We propose a model-free method to detect BOLD signal changes in brain white matter (WM) without an assumption of a hemodynamic response function or a linear shift-invariant response as assumed in conventional general linear models. Instead, neural activations are measured by the synchrony of BOLD signals under constraints of the anisotropic architecture of WM fibers. A 60 subject sub-group sourced from the Human Connectome Project database was used to validate the proposed method at a group level. Our results demonstrate that the proposed method can probe neural activations in WM with high sensitivities and high specificities.
[1] Li, M., Newton, A.T., Anderson, A.W., Ding, Z. & Gore, J.C. Characterization of the hemodynamic response function in white matter tracts for event-related fMRI. Nat Commun 10, 1140 (2019).
[2] Courtemanche, M.J., Sparrey, C.J., Song, X., MacKay, A. & D'Arcy, R.C.N. Detecting white matter activity using conventional 3 Tesla fMRI: An evaluation of standard field strength and hemodynamic response function. Neuroimage 169, 145-150 (2018).
[3] Zhang, D. & Raichle, M.E. Disease and the brain's dark energy. Nat Rev Neurol 6, 15-28 (2010).
[4] Laird, A.R., et al. Behavioral interpretations of intrinsic connectivity networks. J Cogn Neurosci 23, 4022-4037 (2011).
[5] Abramian, D., et al. Diffusion-informed spatial smoothing of fMRI data in white matter using spectral graph filters. Neuroimage 237, 118095 (2021).
[6] Iturria-Medina, Y., et al. Characterizing brain anatomical connections using diffusion weighted MRI and graph theory. Neuroimage 36, 645-660 (2007).
[7] Turner, R. How much cortex can a vein drain? Downstream dilution of activation-related cerebral blood oxygenation changes. Neuroimage 16, 1062-1067 (2002).
[8] Van Essen, D.C., et al. The WU-Minn Human Connectome Project: an overview. Neuroimage 80, 62-79 (2013).
Fig. 1. Schematic of model-free mapping of neural activation in human white matter (WM). First, a spatial window is created for each voxel based on local fiber architectures. In this step, orientation distribution functions (ODFs) provide the information on fiber architectures, which are further used to generate a graph. Then, diffusion on the graph with a point source located at each vertex is simulated to produce a fiber-architecture-informed window (FAIWs). Second, a modified PCA is implemented to estimate the synchrony of fMRI time courses based on the FAIWs.
Fig. 2. Group-average activation maps obtained from 60 participants and fractional anisotropy (FA) maps from one representative participant. Spatial patterns of synchrony in WM revealed by the activation maps obtained in resting state agree moderately well with anatomical structures identified in FA maps derived from diffusion MRI. In addition, the synchrony maps also reveal subtle variations that are not apparent in the anatomical structures.
Fig. 3. Fiber tracts associated to the primary motor cortex and comparison of group-average activation maps obtained from resting-state fMRI data and motor-task fMRI data. Fiber tracking was implemented to extracts the WM regions related to the primary motor cortex (M1). As demonstrated in the comparison of the two activation maps and their difference maps, task-relevant enhancements of synchrony exhibit in numerous WM regions, which becomes more pronounced in the M1 related regions determined in A.
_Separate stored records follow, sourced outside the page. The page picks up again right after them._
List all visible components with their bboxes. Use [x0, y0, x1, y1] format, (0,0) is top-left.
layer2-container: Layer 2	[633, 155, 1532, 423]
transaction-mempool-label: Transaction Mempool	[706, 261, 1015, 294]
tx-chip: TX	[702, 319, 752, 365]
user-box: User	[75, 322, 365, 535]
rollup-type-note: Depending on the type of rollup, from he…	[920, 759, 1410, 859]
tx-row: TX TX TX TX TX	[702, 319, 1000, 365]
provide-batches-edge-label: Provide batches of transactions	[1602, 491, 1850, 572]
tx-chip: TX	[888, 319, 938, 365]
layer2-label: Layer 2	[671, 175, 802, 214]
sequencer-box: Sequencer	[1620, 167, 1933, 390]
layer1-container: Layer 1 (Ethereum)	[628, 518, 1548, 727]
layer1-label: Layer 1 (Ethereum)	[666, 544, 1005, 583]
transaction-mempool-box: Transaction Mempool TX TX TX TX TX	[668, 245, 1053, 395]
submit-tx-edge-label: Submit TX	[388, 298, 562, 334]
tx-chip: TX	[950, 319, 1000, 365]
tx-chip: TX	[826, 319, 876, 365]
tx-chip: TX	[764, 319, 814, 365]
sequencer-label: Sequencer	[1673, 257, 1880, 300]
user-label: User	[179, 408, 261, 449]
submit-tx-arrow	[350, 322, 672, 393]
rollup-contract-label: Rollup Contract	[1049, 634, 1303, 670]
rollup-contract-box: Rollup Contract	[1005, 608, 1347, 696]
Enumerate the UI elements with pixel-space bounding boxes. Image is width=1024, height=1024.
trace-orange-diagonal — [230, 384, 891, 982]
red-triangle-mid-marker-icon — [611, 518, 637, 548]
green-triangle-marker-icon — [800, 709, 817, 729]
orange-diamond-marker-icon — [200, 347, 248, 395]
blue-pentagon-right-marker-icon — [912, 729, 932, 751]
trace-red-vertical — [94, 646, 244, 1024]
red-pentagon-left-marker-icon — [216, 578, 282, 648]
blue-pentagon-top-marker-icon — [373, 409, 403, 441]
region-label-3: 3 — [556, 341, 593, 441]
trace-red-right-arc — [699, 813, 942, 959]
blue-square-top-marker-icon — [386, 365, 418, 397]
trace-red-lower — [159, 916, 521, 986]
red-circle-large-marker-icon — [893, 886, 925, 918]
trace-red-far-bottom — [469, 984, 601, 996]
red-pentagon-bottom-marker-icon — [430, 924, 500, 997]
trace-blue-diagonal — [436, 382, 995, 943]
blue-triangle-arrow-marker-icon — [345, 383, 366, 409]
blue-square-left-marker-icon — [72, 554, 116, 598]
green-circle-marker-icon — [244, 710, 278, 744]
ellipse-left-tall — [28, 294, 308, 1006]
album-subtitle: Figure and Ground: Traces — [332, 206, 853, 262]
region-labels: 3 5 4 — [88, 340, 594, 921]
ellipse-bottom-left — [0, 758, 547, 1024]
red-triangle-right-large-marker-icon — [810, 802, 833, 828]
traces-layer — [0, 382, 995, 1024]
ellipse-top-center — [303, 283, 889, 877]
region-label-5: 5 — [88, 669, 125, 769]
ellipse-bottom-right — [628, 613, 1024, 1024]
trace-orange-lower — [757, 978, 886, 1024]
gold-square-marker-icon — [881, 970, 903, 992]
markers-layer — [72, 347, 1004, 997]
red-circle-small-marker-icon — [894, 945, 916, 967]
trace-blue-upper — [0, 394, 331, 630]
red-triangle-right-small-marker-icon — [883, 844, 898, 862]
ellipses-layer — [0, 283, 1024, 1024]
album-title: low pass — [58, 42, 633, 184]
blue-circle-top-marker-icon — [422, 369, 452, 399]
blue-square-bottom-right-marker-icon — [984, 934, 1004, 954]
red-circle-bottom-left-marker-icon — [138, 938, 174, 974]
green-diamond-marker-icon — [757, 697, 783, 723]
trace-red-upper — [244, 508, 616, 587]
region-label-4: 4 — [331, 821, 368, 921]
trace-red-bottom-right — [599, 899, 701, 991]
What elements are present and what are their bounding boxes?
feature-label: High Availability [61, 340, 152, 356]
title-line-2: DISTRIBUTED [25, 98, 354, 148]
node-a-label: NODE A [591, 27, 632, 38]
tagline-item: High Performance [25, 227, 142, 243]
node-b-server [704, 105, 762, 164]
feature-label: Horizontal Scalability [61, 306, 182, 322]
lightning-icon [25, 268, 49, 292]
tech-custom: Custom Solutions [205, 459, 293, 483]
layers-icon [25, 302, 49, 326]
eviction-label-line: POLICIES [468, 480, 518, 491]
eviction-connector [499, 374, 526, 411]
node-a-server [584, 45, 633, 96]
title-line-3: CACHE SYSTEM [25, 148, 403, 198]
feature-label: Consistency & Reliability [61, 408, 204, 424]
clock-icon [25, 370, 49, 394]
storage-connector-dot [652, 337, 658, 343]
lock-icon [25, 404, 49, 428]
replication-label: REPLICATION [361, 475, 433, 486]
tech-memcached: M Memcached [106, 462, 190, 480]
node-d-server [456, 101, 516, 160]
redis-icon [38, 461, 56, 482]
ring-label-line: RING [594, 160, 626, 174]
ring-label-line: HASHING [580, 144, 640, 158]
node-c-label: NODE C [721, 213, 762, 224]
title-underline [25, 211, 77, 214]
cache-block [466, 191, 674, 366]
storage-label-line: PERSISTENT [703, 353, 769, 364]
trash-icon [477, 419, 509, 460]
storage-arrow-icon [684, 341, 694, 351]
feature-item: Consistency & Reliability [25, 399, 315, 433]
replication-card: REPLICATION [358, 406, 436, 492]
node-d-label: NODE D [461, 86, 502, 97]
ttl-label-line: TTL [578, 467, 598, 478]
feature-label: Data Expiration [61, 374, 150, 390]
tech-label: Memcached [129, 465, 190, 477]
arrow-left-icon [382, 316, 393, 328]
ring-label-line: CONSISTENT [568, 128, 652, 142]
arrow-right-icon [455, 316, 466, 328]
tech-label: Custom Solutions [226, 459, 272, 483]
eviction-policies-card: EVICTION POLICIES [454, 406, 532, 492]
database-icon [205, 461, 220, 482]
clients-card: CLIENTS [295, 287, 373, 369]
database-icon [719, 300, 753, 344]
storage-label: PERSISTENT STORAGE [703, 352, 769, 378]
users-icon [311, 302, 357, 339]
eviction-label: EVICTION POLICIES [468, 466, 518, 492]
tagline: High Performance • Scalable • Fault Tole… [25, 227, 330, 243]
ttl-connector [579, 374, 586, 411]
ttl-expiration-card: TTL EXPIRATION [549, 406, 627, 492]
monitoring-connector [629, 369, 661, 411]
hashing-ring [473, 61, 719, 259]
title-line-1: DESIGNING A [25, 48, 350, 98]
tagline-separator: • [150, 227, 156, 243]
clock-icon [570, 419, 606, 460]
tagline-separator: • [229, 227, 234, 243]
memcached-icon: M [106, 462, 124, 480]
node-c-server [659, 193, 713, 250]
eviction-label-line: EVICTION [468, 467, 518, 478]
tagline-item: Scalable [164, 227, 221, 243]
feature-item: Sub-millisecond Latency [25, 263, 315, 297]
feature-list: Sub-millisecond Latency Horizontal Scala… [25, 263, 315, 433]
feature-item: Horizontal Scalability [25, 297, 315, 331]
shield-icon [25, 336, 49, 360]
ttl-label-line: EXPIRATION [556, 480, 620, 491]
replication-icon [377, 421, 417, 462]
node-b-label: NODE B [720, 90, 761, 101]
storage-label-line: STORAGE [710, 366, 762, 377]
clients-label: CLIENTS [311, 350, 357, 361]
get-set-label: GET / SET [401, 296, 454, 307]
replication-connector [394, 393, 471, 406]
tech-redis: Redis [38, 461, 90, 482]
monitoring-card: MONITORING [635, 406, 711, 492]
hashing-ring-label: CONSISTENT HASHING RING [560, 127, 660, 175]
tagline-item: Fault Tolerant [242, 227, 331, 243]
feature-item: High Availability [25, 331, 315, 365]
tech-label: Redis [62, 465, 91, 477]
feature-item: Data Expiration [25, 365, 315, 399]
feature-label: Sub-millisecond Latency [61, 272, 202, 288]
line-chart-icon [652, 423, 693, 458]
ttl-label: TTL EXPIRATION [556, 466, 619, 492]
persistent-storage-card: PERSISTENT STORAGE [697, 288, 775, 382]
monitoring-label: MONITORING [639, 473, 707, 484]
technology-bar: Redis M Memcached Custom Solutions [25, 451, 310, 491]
Fig. 4. Scatter pots of activations for the voxels in the whole white matter (WM) region (A), the primary-motor-cortex related WM region (B) and the auditory-cortex related WM region (C). Distances from points to an identity line measure the degree of activations. Activations in the primary-motor-cortex related WM region are significantly higher than those in other two regions, which demonstrates good specificities of the proposed method of activation mapping.